Now, onto the joke... A grasshopper walks into a bar, and the bartender says, "You know, we have a drink here named after you." Surprised, the grasshopper replies, "Oh really?_ You have a drink named Duncan?" duh duh ding! :rofl: |
...so then I said "prostitutes?! i thought you said KINDERGARTENERS!!!"
BWAHAHAHAHAHAAAA what's that? you missed the beginning of the joke? *collapses unconcious* |
Knock-knock...
Who’s there? Gorilla! Gorilla-who? The Gorilla of your dreams! duh duh ding! :rofl: |
What is the most used anti-conception in Belgium (Belgians are DUMB here)?? It's green soap.
You ask how? Well, they put it on the rooftop so the [bird that brings the baby] slips out! :rofl: :sneaky: *shruggs and walks to the GameCube forum* |
Knock knock!
Who's there? Banana. Banana who? Banana you glad I didn't say orange? Wait, I told it wrong. Um...must...think...of...something.......... BANANA!!! :banana: :banana: :banana: :banana: :banana: :banana: :banana: |
CNN Late Breaking News!
It has been reported that Osama bin Laden was captured this morning at 4:22 AM Pacific Standard Time by US Special Forces.
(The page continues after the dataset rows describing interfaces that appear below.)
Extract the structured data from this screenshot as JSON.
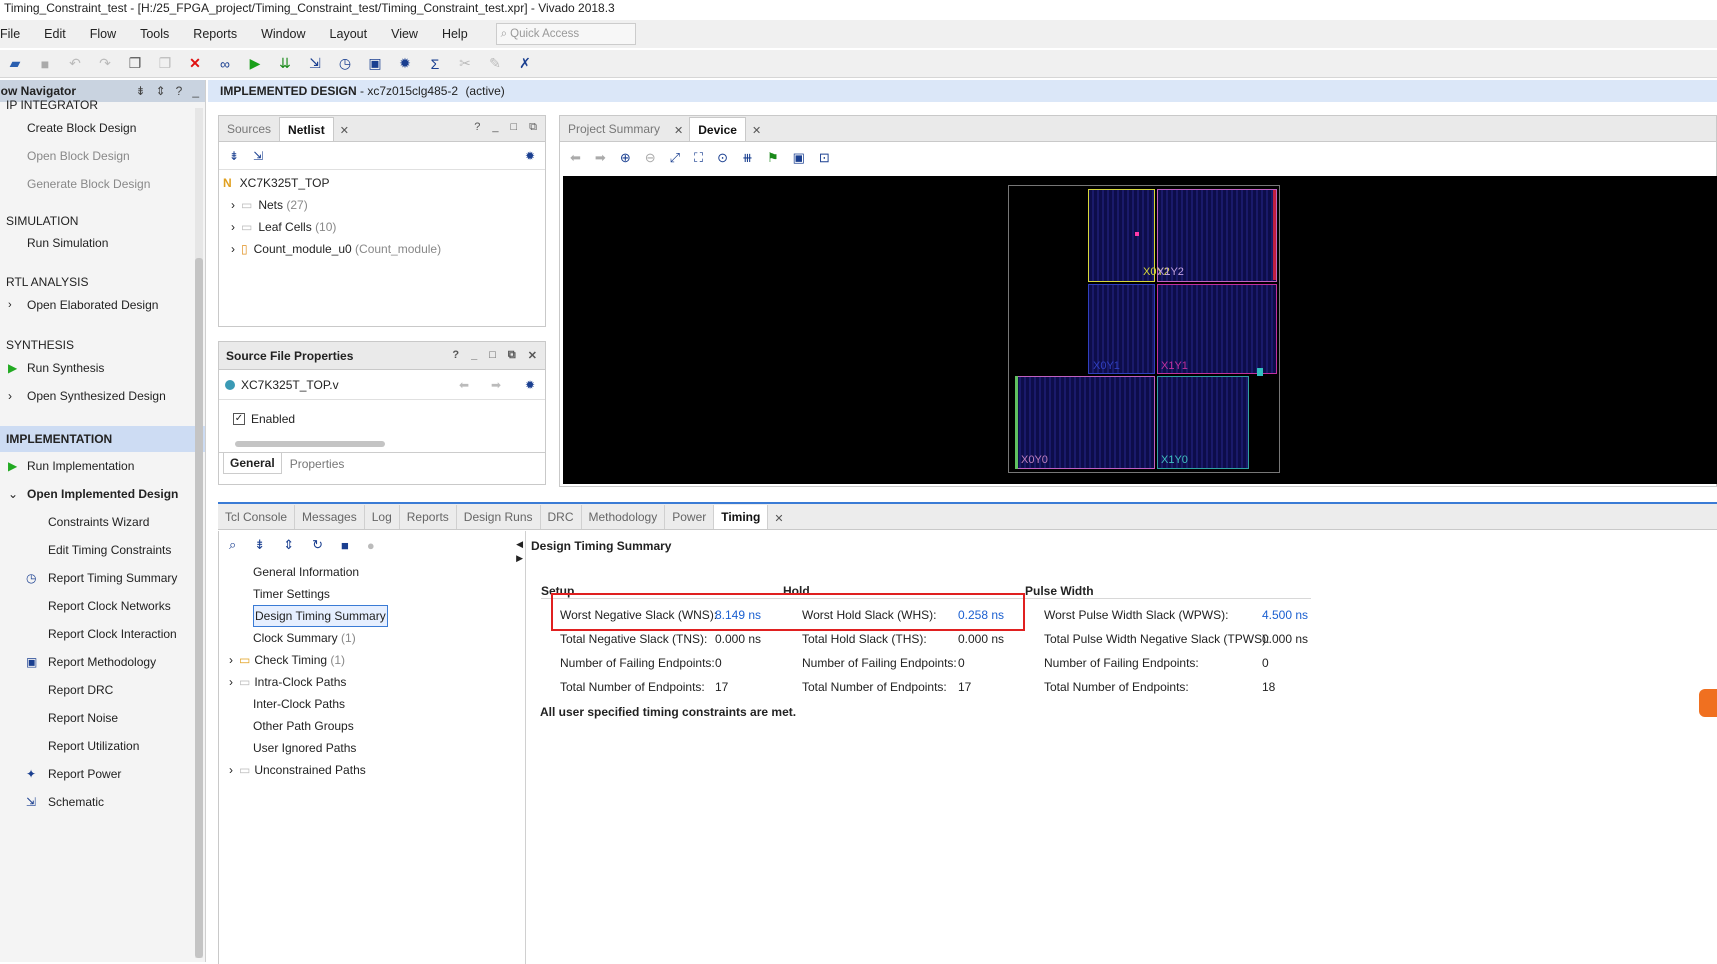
{
  "window": {
    "title": "Timing_Constraint_test - [H:/25_FPGA_project/Timing_Constraint_test/Timing_Constraint_test.xpr] - Vivado 2018.3"
  },
  "menu": [
    "File",
    "Edit",
    "Flow",
    "Tools",
    "Reports",
    "Window",
    "Layout",
    "View",
    "Help"
  ],
  "quick_access": {
    "placeholder": "Quick Access"
  },
  "flow_nav": {
    "title": "Flow Navigator",
    "sections": {
      "ip": "IP INTEGRATOR",
      "sim": "SIMULATION",
      "rtl": "RTL ANALYSIS",
      "syn": "SYNTHESIS",
      "impl": "IMPLEMENTATION"
    },
    "items": {
      "create_bd": "Create Block Design",
      "open_bd": "Open Block Design",
      "gen_bd": "Generate Block Design",
      "run_sim": "Run Simulation",
      "open_elab": "Open Elaborated Design",
      "run_syn": "Run Synthesis",
      "open_syn": "Open Synthesized Design",
      "run_impl": "Run Implementation",
      "open_impl": "Open Implemented Design",
      "constraints_wizard": "Constraints Wizard",
      "edit_timing": "Edit Timing Constraints",
      "report_timing": "Report Timing Summary",
      "report_clock_net": "Report Clock Networks",
      "report_clock_int": "Report Clock Interaction",
      "report_meth": "Report Methodology",
      "report_drc": "Report DRC",
      "report_noise": "Report Noise",
      "report_util": "Report Utilization",
      "report_power": "Report Power",
      "schematic": "Schematic"
    }
  },
  "impl_bar": {
    "label": "IMPLEMENTED DESIGN",
    "part": "- xc7z015clg485-2",
    "status": "(active)"
  },
  "netlist_panel": {
    "tabs": [
      "Sources",
      "Netlist"
    ],
    "top": "XC7K325T_TOP",
    "rows": [
      {
        "name": "Nets",
        "count": "(27)"
      },
      {
        "name": "Leaf Cells",
        "count": "(10)"
      },
      {
        "name": "Count_module_u0",
        "count": "(Count_module)"
      }
    ]
  },
  "props_panel": {
    "title": "Source File Properties",
    "file": "XC7K325T_TOP.v",
    "enabled": "Enabled",
    "tabs": [
      "General",
      "Properties"
    ]
  },
  "device_panel": {
    "tabs": [
      "Project Summary",
      "Device"
    ],
    "regions": [
      "X0Y2",
      "X1Y2",
      "X0Y1",
      "X1Y1",
      "X0Y0",
      "X1Y0"
    ]
  },
  "bottom": {
    "tabs": [
      "Tcl Console",
      "Messages",
      "Log",
      "Reports",
      "Design Runs",
      "DRC",
      "Methodology",
      "Power",
      "Timing"
    ],
    "tree": [
      {
        "label": "General Information",
        "count": "",
        "expand": false
      },
      {
        "label": "Timer Settings",
        "count": "",
        "expand": false
      },
      {
        "label": "Design Timing Summary",
        "count": "",
        "expand": false
      },
      {
        "label": "Clock Summary",
        "count": "(1)",
        "expand": false
      },
      {
        "label": "Check Timing",
        "count": "(1)",
        "expand": true
      },
      {
        "label": "Intra-Clock Paths",
        "count": "",
        "expand": true
      },
      {
        "label": "Inter-Clock Paths",
        "count": "",
        "expand": false
      },
      {
        "label": "Other Path Groups",
        "count": "",
        "expand": false
      },
      {
        "label": "User Ignored Paths",
        "count": "",
        "expand": false
      },
      {
        "label": "Unconstrained Paths",
        "count": "",
        "expand": true
      }
    ],
    "summary_title": "Design Timing Summary",
    "setup": {
      "head": "Setup",
      "rows": [
        {
          "label": "Worst Negative Slack (WNS):",
          "value": "8.149 ns"
        },
        {
          "label": "Total Negative Slack (TNS):",
          "value": "0.000 ns"
        },
        {
          "label": "Number of Failing Endpoints:",
          "value": "0"
        },
        {
          "label": "Total Number of Endpoints:",
          "value": "17"
        }
      ]
    },
    "hold": {
      "head": "Hold",
      "rows": [
        {
          "label": "Worst Hold Slack (WHS):",
          "value": "0.258 ns"
        },
        {
          "label": "Total Hold Slack (THS):",
          "value": "0.000 ns"
        },
        {
          "label": "Number of Failing Endpoints:",
          "value": "0"
        },
        {
          "label": "Total Number of Endpoints:",
          "value": "17"
        }
      ]
    },
    "pulse": {
      "head": "Pulse Width",
      "rows": [
        {
          "label": "Worst Pulse Width Slack (WPWS):",
          "value": "4.500 ns"
        },
        {
          "label": "Total Pulse Width Negative Slack (TPWS):",
          "value": "0.000 ns"
        },
        {
          "label": "Number of Failing Endpoints:",
          "value": "0"
        },
        {
          "label": "Total Number of Endpoints:",
          "value": "18"
        }
      ]
    },
    "met_message": "All user specified timing constraints are met."
  },
  "colors": {
    "accent": "#3a7bd5",
    "highlight_box": "#e02020",
    "link": "#1a5fd0"
  }
}
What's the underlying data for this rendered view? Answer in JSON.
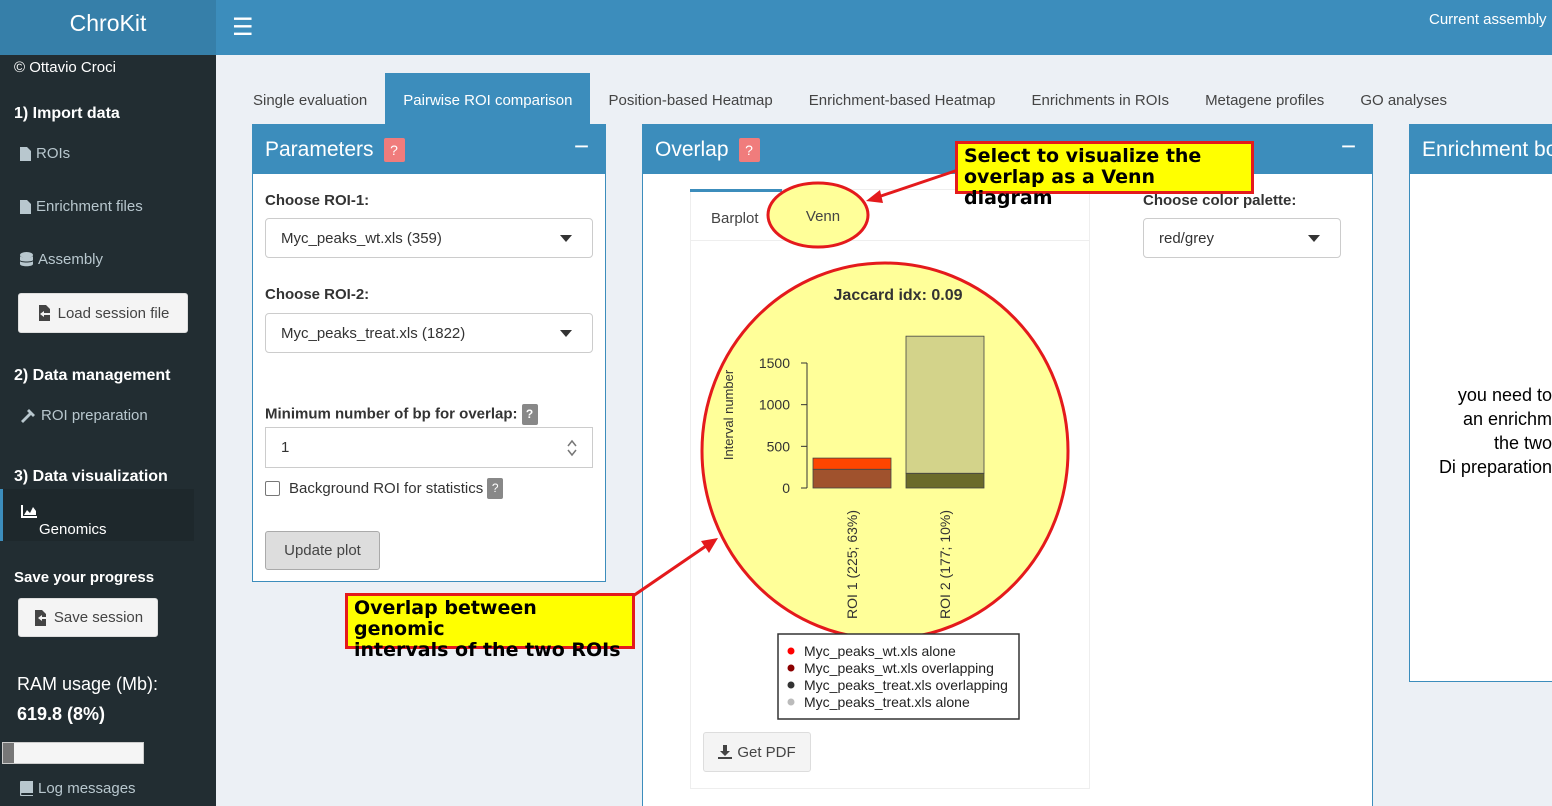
{
  "app": {
    "title": "ChroKit",
    "credit": "© Ottavio Croci",
    "current_assembly": "Current assembly"
  },
  "sidebar": {
    "section1": "1) Import data",
    "rois": "ROIs",
    "enrichment_files": "Enrichment files",
    "assembly": "Assembly",
    "load_session": "Load session file",
    "section2": "2) Data management",
    "roi_preparation": "ROI preparation",
    "section3": "3) Data visualization",
    "genomics": "Genomics",
    "save_progress": "Save your progress",
    "save_session": "Save session",
    "ram_label": "RAM usage (Mb):",
    "ram_value": "619.8 (8%)",
    "ram_fraction": 0.08,
    "log_messages": "Log messages"
  },
  "tabs": [
    "Single evaluation",
    "Pairwise ROI comparison",
    "Position-based Heatmap",
    "Enrichment-based Heatmap",
    "Enrichments in ROIs",
    "Metagene profiles",
    "GO analyses"
  ],
  "parameters": {
    "title": "Parameters",
    "help": "?",
    "choose_roi1": "Choose ROI-1:",
    "roi1_value": "Myc_peaks_wt.xls (359)",
    "choose_roi2": "Choose ROI-2:",
    "roi2_value": "Myc_peaks_treat.xls (1822)",
    "min_bp_label": "Minimum number of bp for overlap:",
    "min_bp_value": "1",
    "background_label": "Background ROI for statistics",
    "update_plot": "Update plot"
  },
  "overlap": {
    "title": "Overlap",
    "help": "?",
    "subtab_barplot": "Barplot",
    "subtab_venn": "Venn",
    "palette_label": "Choose color palette:",
    "palette_value": "red/grey",
    "get_pdf": "Get PDF"
  },
  "enrichment": {
    "title": "Enrichment bo",
    "msg_lines": [
      "you need to",
      "an enrichm",
      "the two",
      "Di preparation"
    ]
  },
  "callouts": {
    "venn": [
      "Select to visualize the",
      "overlap as a Venn diagram"
    ],
    "overlap": [
      "Overlap between genomic",
      "intervals of the two ROIs"
    ]
  },
  "colors": {
    "accent": "#3c8dbc",
    "wt_alone": "#ff4500",
    "wt_overlap": "#a0522d",
    "treat_overlap": "#6b6b2a",
    "treat_alone": "#d3d38a",
    "highlight": "#ffff99",
    "callout_border": "#e41a1c"
  },
  "chart_data": {
    "type": "bar",
    "title": "Jaccard idx: 0.09",
    "ylabel": "Interval number",
    "categories": [
      "ROI 1 (225; 63%)",
      "ROI 2 (177; 10%)"
    ],
    "series": [
      {
        "name": "Myc_peaks_wt.xls alone",
        "values": [
          134,
          0
        ]
      },
      {
        "name": "Myc_peaks_wt.xls overlapping",
        "values": [
          225,
          0
        ]
      },
      {
        "name": "Myc_peaks_treat.xls overlapping",
        "values": [
          0,
          177
        ]
      },
      {
        "name": "Myc_peaks_treat.xls alone",
        "values": [
          0,
          1645
        ]
      }
    ],
    "yticks": [
      0,
      500,
      1000,
      1500
    ],
    "ylim": [
      0,
      1822
    ],
    "legend_colors": [
      "#ff0000",
      "#8b0000",
      "#333333",
      "#bbbbbb"
    ],
    "legend": [
      "Myc_peaks_wt.xls alone",
      "Myc_peaks_wt.xls overlapping",
      "Myc_peaks_treat.xls overlapping",
      "Myc_peaks_treat.xls alone"
    ]
  }
}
The prime suspect of the recent terrorist attack on the World Trade Center in New York City, bin Laden was captured at gunpoint as he fled an underground passage in a remote mountainside of southern Afghanistan. Northern Alliance troops, who witnessed the events unfold, explained that moments earlier United States war planes had sprayed liquid Viagra across the southern Afghanistan countryside, and the little prick just popped up! Not funny, I know. I don't come up with these things..... |
Yeah, I know that this one isn't funny and is also dated as it is the year 2002. So sue me, you ass clown. Like I've said before, I don't come up with these. Anyway, here it goes:
This memo is to announce the development of a new software system which will be Year 2000 compliant. known as: "Millennia Year Application Software System" (MYASS). Next Monday there will be a meeting in which I will show MYASS to everyone. We will hold demonstrations throughout the month so that all employees will have an opportunity to get a good look at MYASS. We have not addressed networking aspects yet, so currently only one person at a time can use MYASS. This restriction will be removed after MYASS expands. Some employees have begun using the program already. This morning I walked into a subordinate's office and was not surprised to find that he had his nose buried in MYASS. Some of the less technical people may be somewhat afraid of MYASS. Last week my secretary said to me, "I'm a little nervous, I never put anything in MYASS before." I helped her through the first time and afterward she admitted that it was relatively painless and she was actually looking forward to doing it again, and was even ready to kiss MYASS. There have been concerns over the virus that was found in MYASS upon initial installation, but the virus has been eliminated and we were able to save MYASS. In the future, however, protection will be required prior to entering MYASS. This database will encompass all information associated with the business. As you begin using the program, feel free to put anything you want in MYASS. As MYASS grows larger, we envision a time when it will be commonplace for a supervisor to hand work to an employee and say, "here, stick this in MYASS." |
I'm going to hurt all of you.
That's not a joke. ;) |
Here's another awful (and disgusting) joke that I found from an awful web site:
The height of...
Height of Patience: A naked woman lying down with her legs apart under a banana tree. Height of Frustration: A boxer trying to scratch his balls. Height of Innocence: A teenage girl applying Clearasil to her nipples. Height of Laziness: A guy lying on a girl and waiting for an earthquake to do the rest. Height of Competition: A guy peeing beside a waterfall. Height of Sophistication: Sucking nipples with a straw. Height of Disgust: While wiping after a good toilet dump, your finger pokes through the paper. Height of Technology: A condom with a zip. Height of Trouble: A one-handed man with an itchy ass hanging from a cliff. I know, I know. It's disgusting and un-funny. Well, you come up with something. |
What's the difference between an elephant and a cookie?
____________ You can't dip an elephant in your milk! duh duh ding! :rofl: |
wuts the difference between a pineapple and a penguin?